At the same time, I definitely also agree with his idea that "it may be that traditional publishers have less to fear from the digital revolution than they think. Perhaps they should embrace it. I'd love, for example, to write a murder mystery where you could actually tap on a bit of dialogue you mistrusted and discover that the character was telling a lie. Where the reader actually had to become a detective and where the last chapter, the reveal, had to be earned. Or how about a book with different points of view, where you could choose which of the characters became the narrator? I believe someone is experimenting with added music and sound effects as part of the book. For me, the digital revolution offers fantastic opportunities – if you grab hold of them."
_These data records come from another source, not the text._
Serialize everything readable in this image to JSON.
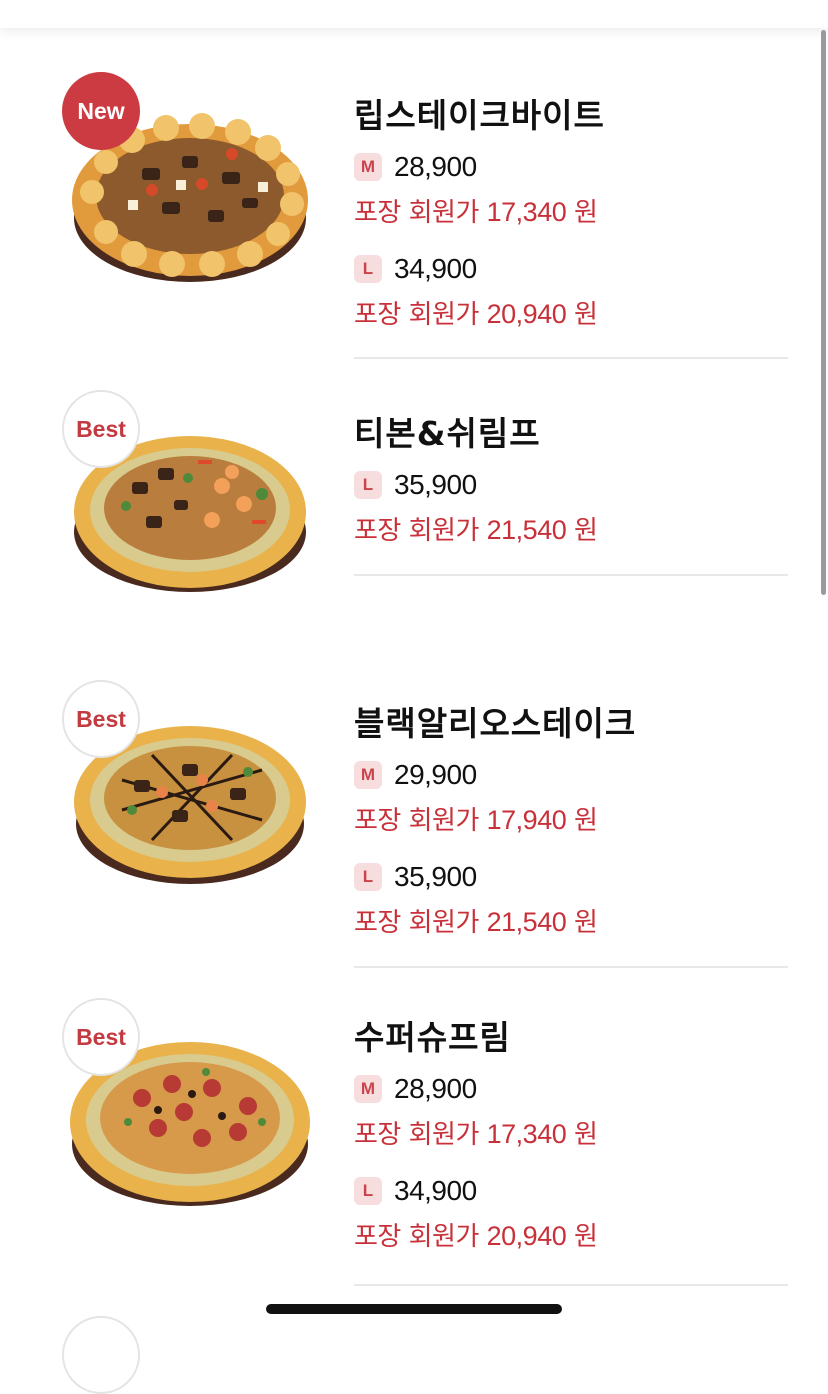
{
  "menu": {
    "items": [
      {
        "badge": "New",
        "name": "립스테이크바이트",
        "prices": [
          {
            "size": "M",
            "price": "28,900",
            "member_prefix": "포장 회원가",
            "member_price": "17,340",
            "unit": "원"
          },
          {
            "size": "L",
            "price": "34,900",
            "member_prefix": "포장 회원가",
            "member_price": "20,940",
            "unit": "원"
          }
        ]
      },
      {
        "badge": "Best",
        "name": "티본&쉬림프",
        "prices": [
          {
            "size": "L",
            "price": "35,900",
            "member_prefix": "포장 회원가",
            "member_price": "21,540",
            "unit": "원"
          }
        ]
      },
      {
        "badge": "Best",
        "name": "블랙알리오스테이크",
        "prices": [
          {
            "size": "M",
            "price": "29,900",
            "member_prefix": "포장 회원가",
            "member_price": "17,940",
            "unit": "원"
          },
          {
            "size": "L",
            "price": "35,900",
            "member_prefix": "포장 회원가",
            "member_price": "21,540",
            "unit": "원"
          }
        ]
      },
      {
        "badge": "Best",
        "name": "수퍼슈프림",
        "prices": [
          {
            "size": "M",
            "price": "28,900",
            "member_prefix": "포장 회원가",
            "member_price": "17,340",
            "unit": "원"
          },
          {
            "size": "L",
            "price": "34,900",
            "member_prefix": "포장 회원가",
            "member_price": "20,940",
            "unit": "원"
          }
        ]
      }
    ]
  },
  "colors": {
    "accent": "#c8313a",
    "new_badge_bg": "#cc3b42",
    "size_chip_bg": "#f8dddf"
  },
  "icons": {
    "thumbnail": "pizza-image",
    "home_indicator": "home-indicator-bar"
  }
}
At one point, Horowitz adds: "Relations between us have been strained ever since they published my Sherlock Holmes novel, The Mouse of Slick, with no fewer than 35 proof-reading errors. Their proof-reader tried to kill herself. She shot herself with a gnu. Even so, we're doing another book together … a story of murder, suspicion and revenge." (That's actually The House of Silk, by the way)
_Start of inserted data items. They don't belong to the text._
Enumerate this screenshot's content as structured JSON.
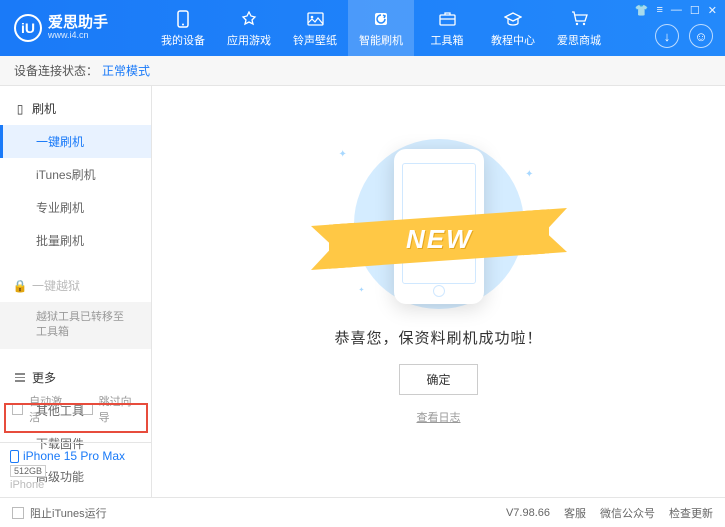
{
  "header": {
    "logo_letter": "iU",
    "app_name": "爱思助手",
    "site": "www.i4.cn",
    "nav": [
      {
        "label": "我的设备"
      },
      {
        "label": "应用游戏"
      },
      {
        "label": "铃声壁纸"
      },
      {
        "label": "智能刷机"
      },
      {
        "label": "工具箱"
      },
      {
        "label": "教程中心"
      },
      {
        "label": "爱思商城"
      }
    ]
  },
  "status": {
    "label": "设备连接状态：",
    "value": "正常模式"
  },
  "sidebar": {
    "flash": {
      "title": "刷机",
      "items": [
        "一键刷机",
        "iTunes刷机",
        "专业刷机",
        "批量刷机"
      ]
    },
    "jailbreak": {
      "title": "一键越狱",
      "note": "越狱工具已转移至\n工具箱"
    },
    "more": {
      "title": "更多",
      "items": [
        "其他工具",
        "下载固件",
        "高级功能"
      ]
    },
    "checks": {
      "auto_activate": "自动激活",
      "skip_setup": "跳过向导"
    },
    "device": {
      "name": "iPhone 15 Pro Max",
      "storage": "512GB",
      "type": "iPhone"
    }
  },
  "main": {
    "ribbon": "NEW",
    "message": "恭喜您，保资料刷机成功啦！",
    "ok": "确定",
    "log": "查看日志"
  },
  "footer": {
    "block_itunes": "阻止iTunes运行",
    "version": "V7.98.66",
    "links": [
      "客服",
      "微信公众号",
      "检查更新"
    ]
  }
}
So there you have it, part two in the series. I want to be Anthony Horowitz's copy editor! Just as I want to be Neil Gaiman's copy editor.
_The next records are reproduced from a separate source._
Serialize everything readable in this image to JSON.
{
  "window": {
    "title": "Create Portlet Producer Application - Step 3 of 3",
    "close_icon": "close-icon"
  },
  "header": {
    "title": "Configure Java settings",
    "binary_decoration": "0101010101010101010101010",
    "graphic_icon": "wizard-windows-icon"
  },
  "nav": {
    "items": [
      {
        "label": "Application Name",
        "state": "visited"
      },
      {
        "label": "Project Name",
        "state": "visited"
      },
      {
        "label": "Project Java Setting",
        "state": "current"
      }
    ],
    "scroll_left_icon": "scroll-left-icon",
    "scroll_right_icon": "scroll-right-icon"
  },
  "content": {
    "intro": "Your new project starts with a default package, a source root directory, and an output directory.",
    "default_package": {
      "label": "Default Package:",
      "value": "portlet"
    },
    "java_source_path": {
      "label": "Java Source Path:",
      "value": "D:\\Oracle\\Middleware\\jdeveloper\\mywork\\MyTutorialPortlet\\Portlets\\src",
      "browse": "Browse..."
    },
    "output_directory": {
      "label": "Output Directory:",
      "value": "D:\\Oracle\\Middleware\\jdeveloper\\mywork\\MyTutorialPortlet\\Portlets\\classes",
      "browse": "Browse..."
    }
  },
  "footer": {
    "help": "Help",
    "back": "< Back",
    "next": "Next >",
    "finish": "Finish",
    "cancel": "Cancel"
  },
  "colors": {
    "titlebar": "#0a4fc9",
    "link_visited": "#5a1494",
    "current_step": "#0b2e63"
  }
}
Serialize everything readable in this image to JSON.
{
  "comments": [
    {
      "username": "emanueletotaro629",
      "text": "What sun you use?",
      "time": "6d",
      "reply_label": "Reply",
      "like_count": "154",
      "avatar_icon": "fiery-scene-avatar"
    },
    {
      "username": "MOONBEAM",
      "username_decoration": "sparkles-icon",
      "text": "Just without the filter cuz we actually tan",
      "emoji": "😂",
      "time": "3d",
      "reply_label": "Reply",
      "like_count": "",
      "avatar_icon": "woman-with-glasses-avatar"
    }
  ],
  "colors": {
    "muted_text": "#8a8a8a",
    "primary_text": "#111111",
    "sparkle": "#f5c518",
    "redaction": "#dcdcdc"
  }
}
Which author would you like to interact with?

My entry for Rach's campaign challenge is here: please critique or like or both! I'm still visiting everyone's entries, they make for such fun reading.

Comments

Angela Brown said…
I particularly love the mention of embracing the technological revolution, especially for the traditional publishers, and making things so much more intriguing when it came/comes to e-books. His mystery idea is ridiculously wonderful and could probably convert me to that genre if I could do those kinds of things.
Angela Brown said…
I particularly love the mention of embracing the technological revolution, especially for the traditional publishers, and making things so much more intriguing when it came/comes to e-books. His mystery idea is ridiculously wonderful and could probably convert me to that genre if I could do those kinds of things.
Deniz Bevan said…
I liked it too, Angela - there are so many different things one can try with e-publishing, you'd think the traditional publishers would be exploring all these ideas!
Cherie Reich said…
Hehe! I think it would be fun to be Anthony Horowitz's copy editor. Then again, I love the Alex Ryder series and have THE HOUSE OF SILK on my bookshelf to read.
Vicki Tremper said…
She tried to kill herself with a gnu? I actually covered my mouth in mixed horror and mirth. All those cool experimental digital possibilities. That would be worth paying for!
Deniz Bevan said…
Thanks for coming by Cherie and Vicki!